Arm care programs also offer an opportunity to work on weak points that are holding you back from moving and feeling your best. This is the time to do some reaching movements to help counteract your depressed scapulae, improve your thoracic rotation, or hip internal rotation. Some mobility exercises can be extremely demanding, and the post-throwing period offers an excellent time to consolidate stress by performing them then. 

Below is a side-lying T, which is a good option for improving thoracic rotation with the assistance of gravity.

The final piece of an arm care program can be myofascial release. A study by Pearcey et al., found that myofascial release after intense exercise improved the recovery of muscular performance, with the intervention group showing greater power speed, and change of direction (Pearcey et al., 2015).

While arm care is typically thought of as a post-throwing activity, it should also be applied to throwing preparation. Getting your body prepared to throw and activating necessary muscles is extremely important for maintaining health and performing at a high level.

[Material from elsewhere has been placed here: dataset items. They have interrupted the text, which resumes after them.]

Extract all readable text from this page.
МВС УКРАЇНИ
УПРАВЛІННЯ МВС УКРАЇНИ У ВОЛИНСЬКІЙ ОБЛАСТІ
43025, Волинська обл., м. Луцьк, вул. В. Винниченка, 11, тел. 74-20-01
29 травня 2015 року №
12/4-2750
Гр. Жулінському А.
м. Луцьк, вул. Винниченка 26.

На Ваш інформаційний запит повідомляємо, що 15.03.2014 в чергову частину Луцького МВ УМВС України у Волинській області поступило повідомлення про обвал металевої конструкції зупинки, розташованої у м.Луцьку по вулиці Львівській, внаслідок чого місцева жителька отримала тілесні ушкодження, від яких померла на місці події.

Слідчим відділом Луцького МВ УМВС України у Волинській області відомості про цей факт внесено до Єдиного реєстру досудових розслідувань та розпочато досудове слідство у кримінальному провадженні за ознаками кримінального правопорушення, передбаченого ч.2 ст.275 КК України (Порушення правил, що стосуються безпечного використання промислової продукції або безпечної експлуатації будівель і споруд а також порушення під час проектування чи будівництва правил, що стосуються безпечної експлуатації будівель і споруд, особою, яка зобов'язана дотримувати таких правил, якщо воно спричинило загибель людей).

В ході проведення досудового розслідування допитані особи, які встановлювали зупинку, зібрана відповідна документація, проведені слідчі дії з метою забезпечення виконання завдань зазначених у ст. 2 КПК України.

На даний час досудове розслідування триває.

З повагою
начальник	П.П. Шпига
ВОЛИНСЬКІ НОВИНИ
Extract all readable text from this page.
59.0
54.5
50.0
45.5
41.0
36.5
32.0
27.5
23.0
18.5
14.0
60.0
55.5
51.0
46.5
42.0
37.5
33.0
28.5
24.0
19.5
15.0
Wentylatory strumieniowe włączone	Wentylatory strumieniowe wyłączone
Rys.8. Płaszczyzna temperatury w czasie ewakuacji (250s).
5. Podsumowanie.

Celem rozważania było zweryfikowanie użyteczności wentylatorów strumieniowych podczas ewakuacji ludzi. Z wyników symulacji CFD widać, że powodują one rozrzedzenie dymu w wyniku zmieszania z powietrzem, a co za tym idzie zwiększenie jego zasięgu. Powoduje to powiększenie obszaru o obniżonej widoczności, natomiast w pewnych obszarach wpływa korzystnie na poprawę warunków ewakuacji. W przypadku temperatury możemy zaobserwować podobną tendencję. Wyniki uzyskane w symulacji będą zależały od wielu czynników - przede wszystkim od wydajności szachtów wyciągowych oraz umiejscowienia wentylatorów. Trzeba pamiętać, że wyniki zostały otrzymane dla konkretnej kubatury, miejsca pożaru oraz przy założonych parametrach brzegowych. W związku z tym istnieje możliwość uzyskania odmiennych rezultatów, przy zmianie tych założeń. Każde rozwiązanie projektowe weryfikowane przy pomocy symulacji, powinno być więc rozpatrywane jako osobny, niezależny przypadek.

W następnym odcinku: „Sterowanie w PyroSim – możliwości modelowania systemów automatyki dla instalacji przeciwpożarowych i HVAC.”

Arm care isn’t a cure-all; it’s one piece of a well-rounded training program. Like all other parts of the training program, make sure it’s well thought out so it serves the desired purpose.

 

 

Resources

Photo:

“Anatomy of the glenohumeral joint” by sportEX journals CC BY-ND 2.0

Wilk K, Obma P, Simpson C, Cain EL, Dugas J, Andrews J (2009). Shoulder Injuries in the Overhead Athlete. Journal of Orthopaedic and Sports Physical Therapy.

Tufano JJ, Brown LE, Coburn JW, Tsang KK, Cazas VL, Laporta JW (2012). Effect of Aerobic Recovery Intensity on Delayed-Onset Muscle Sorness and Strength. Journal of Strength and Conditioning Research.

Pearcey GE, Bradbury-Squires DJ, Kawamoto JE, Drinkwater EJ, Behm DG, Button DC (2015) Foam Rolling for Delayed-Onset Muscle Soreness and Recovery of Dynamic Performance Measures. Journal of Athletic Training.